4. The Mozambican Civil War
The Mozambican Civil War began in 1977, two years after the end of the war of independence.
The civil war was noted for its brutality meted out in particular by Renamo, a rebel group that was founded, financed, and armed by foreign nations bent on destabilizing the country.
About one million people died in fighting and from starvation; five million civilians were displaced, and many were made amputees by land mines. Fighting ended in 1992 and the country’s first multi-party elections were held in 1994.
5. The First Liberian Civil War
The Liberian Civil War was an internal conflict in Liberia that began in 1989 and encompassed two civil wars, the first, which lasted from 1989 to 1996, saw rival factions tussle for control of the country.
The conflict which killed over 600,000 people and displaced over a million people, eventually led to the involvement of the Economic Community of West African States (ECOWAS) and of the United Nations. And In 1997, Charles Taylor was elected president of Liberia and ruled the unstable country until the second civil war began in 1999, ousting him in 2003.
6. The Sierra Leone Civil War (1991–2002)
The Sierra Leone Civil War began on the 23rd of March 1991 when the Revolutionary United Front (RUF), with support from the special forces of Charles Taylor’s National Patriotic Front of Liberia (NPFL), intervened in Sierra Leone in an attempt to overthrow the Joseph Momoh government.
The resulting civil war which lasted 11 years, enveloped the country, and left Between 100,000–300,000 people dead and over 1.5 million people displaced.

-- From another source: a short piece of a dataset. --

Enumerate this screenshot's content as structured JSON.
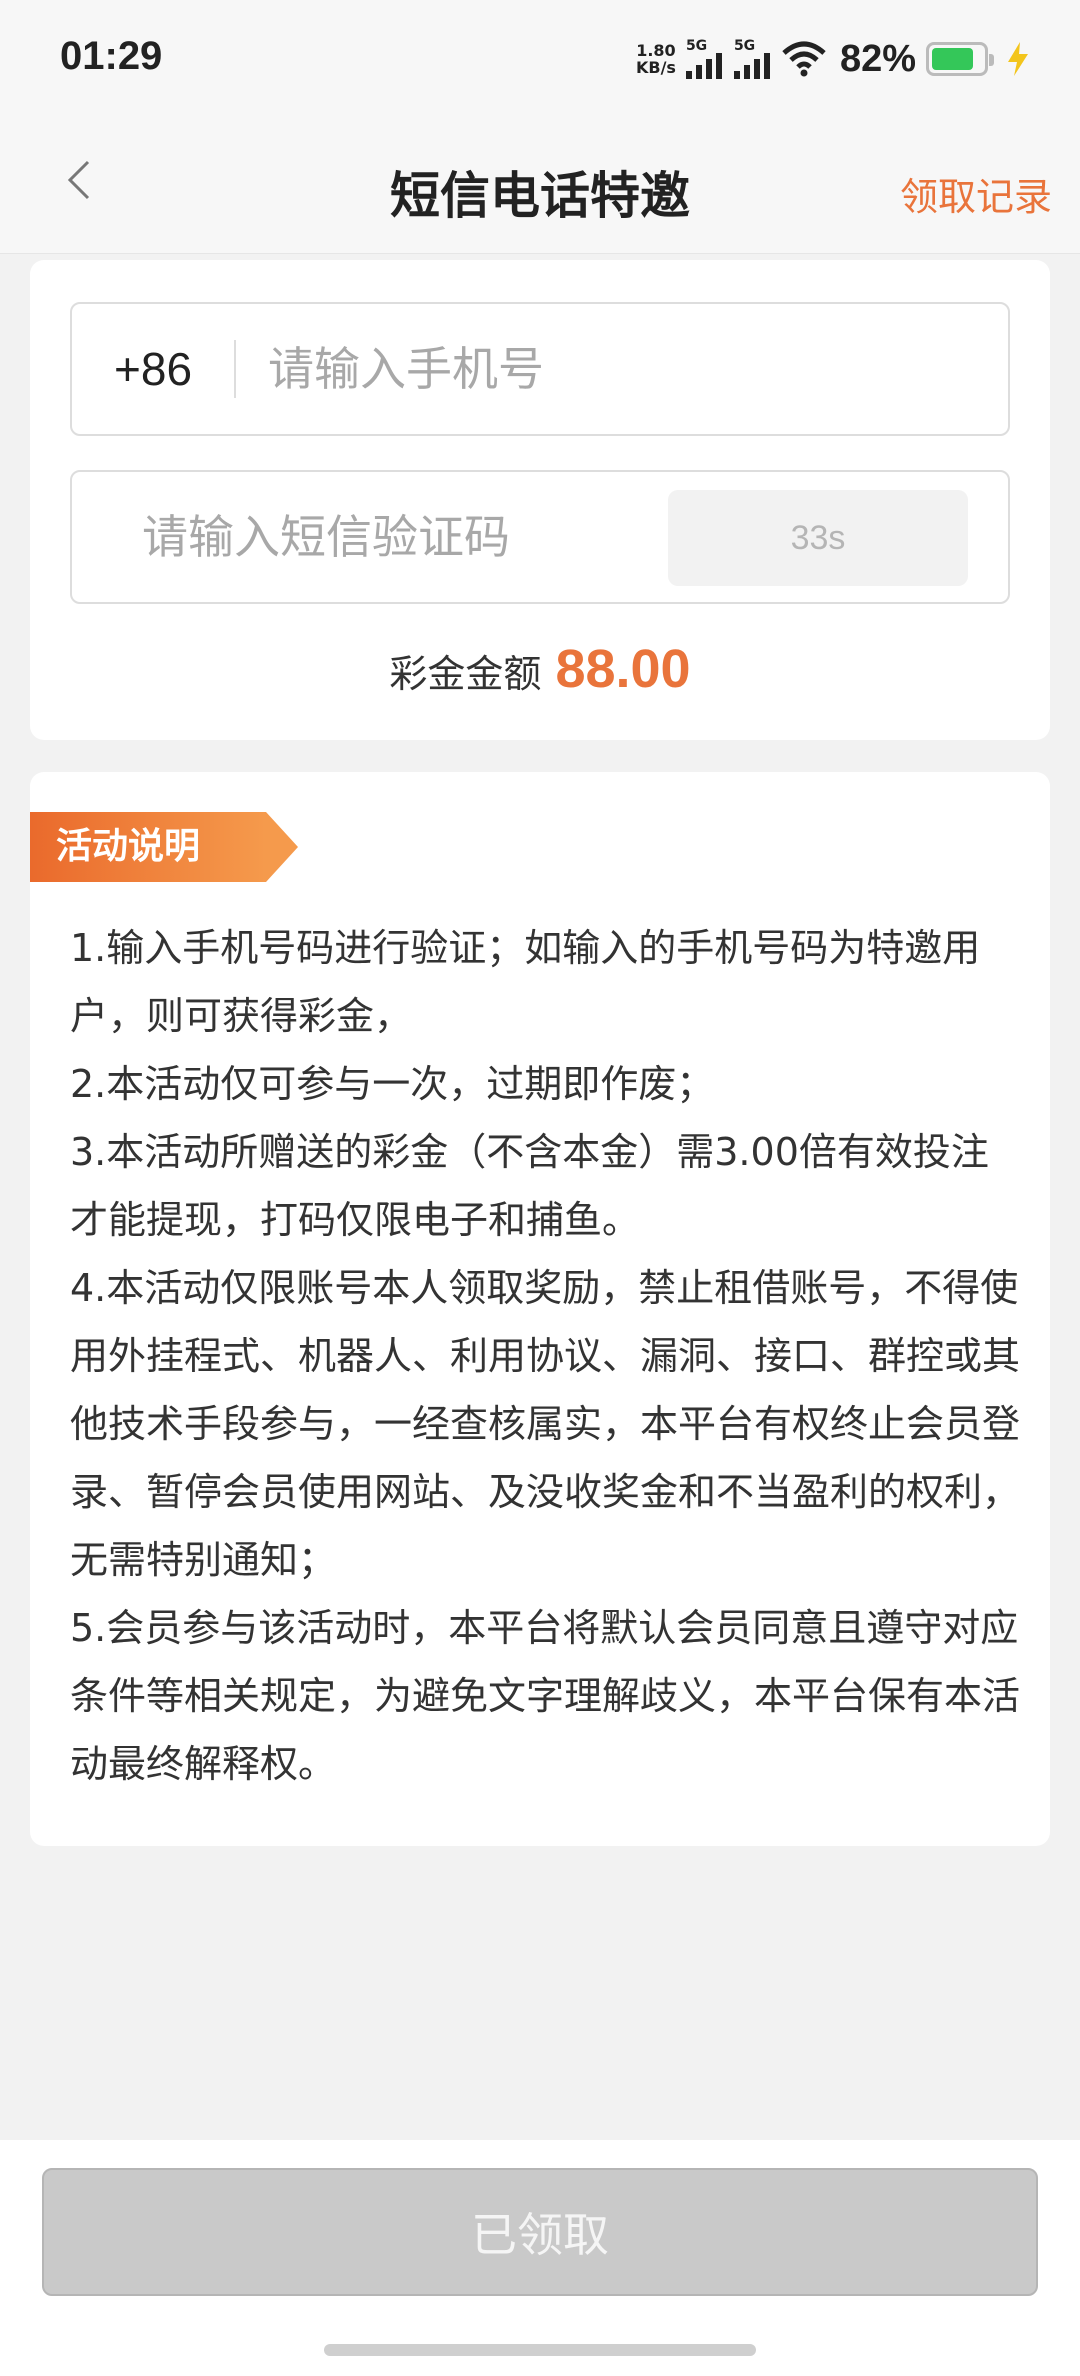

The decade-long civil war formally ended in January 2002 following the British government’s successful military intervention to suppress rebel insurgents.
7. The Burundian Civil war
The Burundian Civil War was an armed conflict that lasted from 1993 to 2005.
The civil war was the result of a long standing ethnic divisions between the Hutu and the Tutsi ethnic groups in Burundi.
The conflict began following the first multi-party elections in the country since independence from Belgium in 1962, and is seen as formally ending with the swearing in of Pierre Nkurunziza in August 2005.
The estimated death toll stands at 300,000 killed.